Sharing a legacy of rescue - commanding officer Zoltan Kubinyi, who helped rescue Jewish men during World War II
Christian Century, Nov 13, 1996 by Marta Fuchs Winik
"Some of the men knew he had a wife and child living in Budapest. We took turns sending her packages of food, for life was hard for everyone after the war. These monthly packages went on for a year or more, and I remember that each time it was my turn she wrote me a nice thankyou note. With one of these she included a picture of him. In response to the last package, she said not to send any more because she had found a good job and could now provide for herself and the child.

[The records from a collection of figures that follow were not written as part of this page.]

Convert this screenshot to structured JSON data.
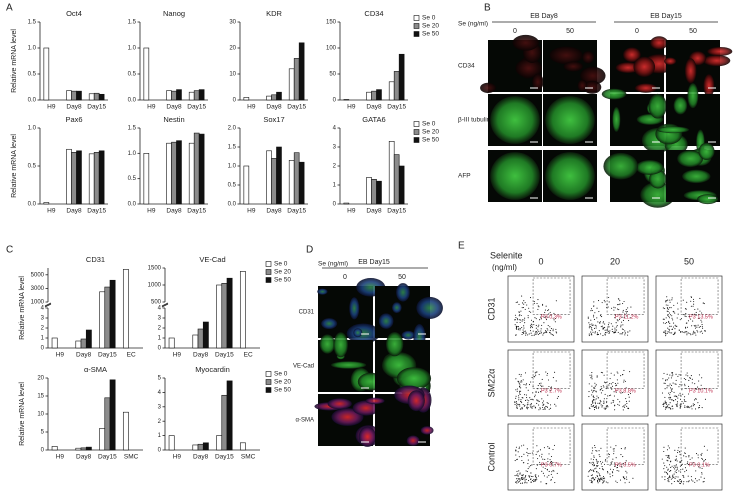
{
  "panel_letters": [
    "A",
    "B",
    "C",
    "D",
    "E"
  ],
  "chart_data": [
    {
      "type": "bar",
      "title": "Oct4",
      "ylabel": "Relative mRNA level",
      "categories": [
        "H9",
        "Day8",
        "Day15"
      ],
      "series": [
        {
          "name": "Se 0",
          "color": "#ffffff",
          "values": [
            1.0,
            0.18,
            0.12
          ]
        },
        {
          "name": "Se 20",
          "color": "#8c8c8c",
          "values": [
            null,
            0.17,
            0.13
          ]
        },
        {
          "name": "Se 50",
          "color": "#111111",
          "values": [
            null,
            0.17,
            0.11
          ]
        }
      ],
      "ylim": [
        0,
        1.5
      ],
      "yticks": [
        {
          "value": 0,
          "label": "0.0"
        },
        0.5,
        {
          "value": 1,
          "label": "1.0"
        },
        1.5
      ]
    },
    {
      "type": "bar",
      "title": "Nanog",
      "categories": [
        "H9",
        "Day8",
        "Day15"
      ],
      "series": [
        {
          "name": "Se 0",
          "color": "#ffffff",
          "values": [
            1.0,
            0.18,
            0.15
          ]
        },
        {
          "name": "Se 20",
          "color": "#8c8c8c",
          "values": [
            null,
            0.17,
            0.18
          ]
        },
        {
          "name": "Se 50",
          "color": "#111111",
          "values": [
            null,
            0.2,
            0.2
          ]
        }
      ],
      "ylim": [
        0,
        1.5
      ],
      "yticks": [
        {
          "value": 0,
          "label": "0.0"
        },
        0.5,
        {
          "value": 1,
          "label": "1.0"
        },
        1.5
      ]
    },
    {
      "type": "bar",
      "title": "KDR",
      "categories": [
        "H9",
        "Day8",
        "Day15"
      ],
      "series": [
        {
          "name": "Se 0",
          "color": "#ffffff",
          "values": [
            1,
            1.5,
            12
          ]
        },
        {
          "name": "Se 20",
          "color": "#8c8c8c",
          "values": [
            null,
            2,
            16
          ]
        },
        {
          "name": "Se 50",
          "color": "#111111",
          "values": [
            null,
            3,
            22
          ]
        }
      ],
      "ylim": [
        0,
        30
      ],
      "yticks": [
        0,
        10,
        20,
        30
      ]
    },
    {
      "type": "bar",
      "title": "CD34",
      "categories": [
        "H9",
        "Day8",
        "Day15"
      ],
      "legend": true,
      "series": [
        {
          "name": "Se 0",
          "color": "#ffffff",
          "values": [
            1,
            15,
            35
          ]
        },
        {
          "name": "Se 20",
          "color": "#8c8c8c",
          "values": [
            null,
            17,
            55
          ]
        },
        {
          "name": "Se 50",
          "color": "#111111",
          "values": [
            null,
            20,
            88
          ]
        }
      ],
      "ylim": [
        0,
        150
      ],
      "yticks": [
        0,
        50,
        100,
        150
      ]
    },
    {
      "type": "bar",
      "title": "Pax6",
      "ylabel": "Relative mRNA level",
      "categories": [
        "H9",
        "Day8",
        "Day15"
      ],
      "series": [
        {
          "name": "Se 0",
          "color": "#ffffff",
          "values": [
            0.02,
            0.72,
            0.66
          ]
        },
        {
          "name": "Se 20",
          "color": "#8c8c8c",
          "values": [
            null,
            0.68,
            0.68
          ]
        },
        {
          "name": "Se 50",
          "color": "#111111",
          "values": [
            null,
            0.7,
            0.7
          ]
        }
      ],
      "ylim": [
        0,
        1
      ],
      "yticks": [
        {
          "value": 0,
          "label": "0.0"
        },
        0.5,
        {
          "value": 1,
          "label": "1.0"
        }
      ]
    },
    {
      "type": "bar",
      "title": "Nestin",
      "categories": [
        "H9",
        "Day8",
        "Day15"
      ],
      "series": [
        {
          "name": "Se 0",
          "color": "#ffffff",
          "values": [
            1.0,
            1.2,
            1.2
          ]
        },
        {
          "name": "Se 20",
          "color": "#8c8c8c",
          "values": [
            null,
            1.22,
            1.4
          ]
        },
        {
          "name": "Se 50",
          "color": "#111111",
          "values": [
            null,
            1.25,
            1.38
          ]
        }
      ],
      "ylim": [
        0,
        1.5
      ],
      "yticks": [
        {
          "value": 0,
          "label": "0.0"
        },
        0.5,
        {
          "value": 1,
          "label": "1.0"
        },
        1.5
      ]
    },
    {
      "type": "bar",
      "title": "Sox17",
      "categories": [
        "H9",
        "Day8",
        "Day15"
      ],
      "series": [
        {
          "name": "Se 0",
          "color": "#ffffff",
          "values": [
            1.0,
            1.4,
            1.15
          ]
        },
        {
          "name": "Se 20",
          "color": "#8c8c8c",
          "values": [
            null,
            1.2,
            1.35
          ]
        },
        {
          "name": "Se 50",
          "color": "#111111",
          "values": [
            null,
            1.5,
            1.1
          ]
        }
      ],
      "ylim": [
        0,
        2
      ],
      "yticks": [
        {
          "value": 0,
          "label": "0.0"
        },
        0.5,
        {
          "value": 1,
          "label": "1.0"
        },
        1.5,
        {
          "value": 2,
          "label": "2.0"
        }
      ]
    },
    {
      "type": "bar",
      "title": "GATA6",
      "categories": [
        "H9",
        "Day8",
        "Day15"
      ],
      "legend": true,
      "series": [
        {
          "name": "Se 0",
          "color": "#ffffff",
          "values": [
            0.05,
            1.4,
            3.3
          ]
        },
        {
          "name": "Se 20",
          "color": "#8c8c8c",
          "values": [
            null,
            1.3,
            2.6
          ]
        },
        {
          "name": "Se 50",
          "color": "#111111",
          "values": [
            null,
            1.2,
            2.0
          ]
        }
      ],
      "ylim": [
        0,
        4
      ],
      "yticks": [
        0,
        1,
        2,
        3,
        4
      ]
    },
    {
      "type": "bar",
      "title": "CD31",
      "ylabel": "Relative mRNA level",
      "categories": [
        "H9",
        "Day8",
        "Day15",
        "EC"
      ],
      "series": [
        {
          "name": "Se 0",
          "color": "#ffffff",
          "values": [
            1,
            0.7,
            2500,
            5800
          ]
        },
        {
          "name": "Se 20",
          "color": "#8c8c8c",
          "values": [
            null,
            0.9,
            3200,
            null
          ]
        },
        {
          "name": "Se 50",
          "color": "#111111",
          "values": [
            null,
            1.8,
            4200,
            null
          ]
        }
      ],
      "ysegments": [
        {
          "ylim": [
            0,
            4
          ],
          "yticks": [
            0,
            1,
            2,
            3,
            4
          ]
        },
        {
          "ylim": [
            1000,
            6000
          ],
          "yticks": [
            1000,
            3000,
            5000
          ]
        }
      ]
    },
    {
      "type": "bar",
      "title": "VE-Cad",
      "categories": [
        "H9",
        "Day8",
        "Day15",
        "EC"
      ],
      "legend": true,
      "series": [
        {
          "name": "Se 0",
          "color": "#ffffff",
          "values": [
            1,
            1.3,
            1000,
            1400
          ]
        },
        {
          "name": "Se 20",
          "color": "#8c8c8c",
          "values": [
            null,
            1.9,
            1050,
            null
          ]
        },
        {
          "name": "Se 50",
          "color": "#111111",
          "values": [
            null,
            2.6,
            1200,
            null
          ]
        }
      ],
      "ysegments": [
        {
          "ylim": [
            0,
            4
          ],
          "yticks": [
            0,
            1,
            2,
            3,
            4
          ]
        },
        {
          "ylim": [
            500,
            1500
          ],
          "yticks": [
            500,
            1000,
            1500
          ]
        }
      ]
    },
    {
      "type": "bar",
      "title": "α-SMA",
      "ylabel": "Relative mRNA level",
      "categories": [
        "H9",
        "Day8",
        "Day15",
        "SMC"
      ],
      "series": [
        {
          "name": "Se 0",
          "color": "#ffffff",
          "values": [
            1,
            0.5,
            6,
            10.5
          ]
        },
        {
          "name": "Se 20",
          "color": "#8c8c8c",
          "values": [
            null,
            0.6,
            14.5,
            null
          ]
        },
        {
          "name": "Se 50",
          "color": "#111111",
          "values": [
            null,
            0.8,
            19.5,
            null
          ]
        }
      ],
      "ylim": [
        0,
        20
      ],
      "yticks": [
        0,
        5,
        10,
        15,
        20
      ]
    },
    {
      "type": "bar",
      "title": "Myocardin",
      "categories": [
        "H9",
        "Day8",
        "Day15",
        "SMC"
      ],
      "legend": true,
      "series": [
        {
          "name": "Se 0",
          "color": "#ffffff",
          "values": [
            1,
            0.35,
            1,
            0.5
          ]
        },
        {
          "name": "Se 20",
          "color": "#8c8c8c",
          "values": [
            null,
            0.4,
            3.8,
            null
          ]
        },
        {
          "name": "Se 50",
          "color": "#111111",
          "values": [
            null,
            0.5,
            4.8,
            null
          ]
        }
      ],
      "ylim": [
        0,
        5
      ],
      "yticks": [
        0,
        1,
        2,
        3,
        4,
        5
      ]
    }
  ],
  "panel_b": {
    "se_label": "Se (ng/ml)",
    "groups": [
      "EB Day8",
      "EB Day15"
    ],
    "columns": [
      "0",
      "50",
      "0",
      "50"
    ],
    "rows": [
      "CD34",
      "β-III tubulin",
      "AFP"
    ]
  },
  "panel_d": {
    "se_label": "Se (ng/ml)",
    "group": "EB Day15",
    "columns": [
      "0",
      "50"
    ],
    "rows": [
      "CD31",
      "VE-Cad",
      "α-SMA"
    ]
  },
  "panel_e": {
    "header": "Selenite",
    "unit": "(ng/ml)",
    "columns": [
      "0",
      "20",
      "50"
    ],
    "rows": [
      "CD31",
      "SM22α",
      "Control"
    ],
    "gates": [
      [
        "P3 0.3%",
        "P3 11.2%",
        "P3 13.5%"
      ],
      [
        "P3 2.7%",
        "P3 8.8%",
        "P3 10.1%"
      ],
      [
        "P3 0.7%",
        "P3 0.5%",
        "P3 0.1%"
      ]
    ]
  }
}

At the same time, she wrote that she had received word from Russia that her husband had died in a labor camp in Siberia."
WHEN MY father first recounted these events almost ten years ago, he was embarrassed and ashamed that he could not remember his commanding officer's name. "It was over 40 years ago," I said, but that was little comfort to him. "But here is his picture," he said, pulling from his files an old envelope with the black-and-white photograph he had received decades earlier and which he had packed along with the barest of essentials when we escaped from Hungary in the wake of the '56 uprising. Never had I seen this picture before. Never before had we discussed in detail what had happened to my father during the Holocaust.
I turned to him with resolve. "We must find out his name. We must have him honored at Yad Vashem as a Righteous Gentile."
My father began writing. Perhaps one of his labor camp friends might remember. Perhaps the one in New York or the other in Budapest. A few months later both wrote back. Unfortunately, neither could remember the name, but both sent their own recollections testifying to the officer's goodness. One also mentioned that he had written to another labor camp friend in Hungary. Perhaps he would remember. Several months later my father called to say he had received a letter that day informing him that the commanding officer's name was Zoltan Kubinyi.
We quickly prepared the documentation and included the testimony of my father's friend Isaac Guttman as a required witness. In his letter to Yad Vashem, the Holocaust Memorial Museum in Jerusalem, my father summed up his testimony with the following words: "Zoltan Kubinyi was a true human being in the deepest sense of the word. During this catastrophic event, when civilized, intelligent people were blinded with irrational hatred, and innocent people, mothers with babies in their arms were slaughtered, HE WAS A MAN. Risking his own life, he stood up for and defended the innocent persecuted people. The memory of Zoltan Kubinyi deserves the highest honor that a person could possibly receive for his altruistic, heroic, and self-sacrificing activities."
Over the years, we tried searching for Kubinyi's wife and son. I wanted to meet them and thank them for my father's life, and therefore my own. Because of people like Kubinyi, Hitler's "Final Solution to the Jewish Question" was at least partly thwarted.
The last my father heard, Kubinyi's wife and son had moved from Budapest to Miskolc. On trips back to Hungary, I looked in phone books and would call the Kubinyis listed. I asked our friends Miki and Judit in our hometown of Tokaj for help. Months later I received a letter from Judit. She had found the family and spoken with the son's wife. Unfortunately, his mother had passed away a year or so before. The daughter-in-law said, "She never believed her husband had died and spent her days praying and waiting for him to come back."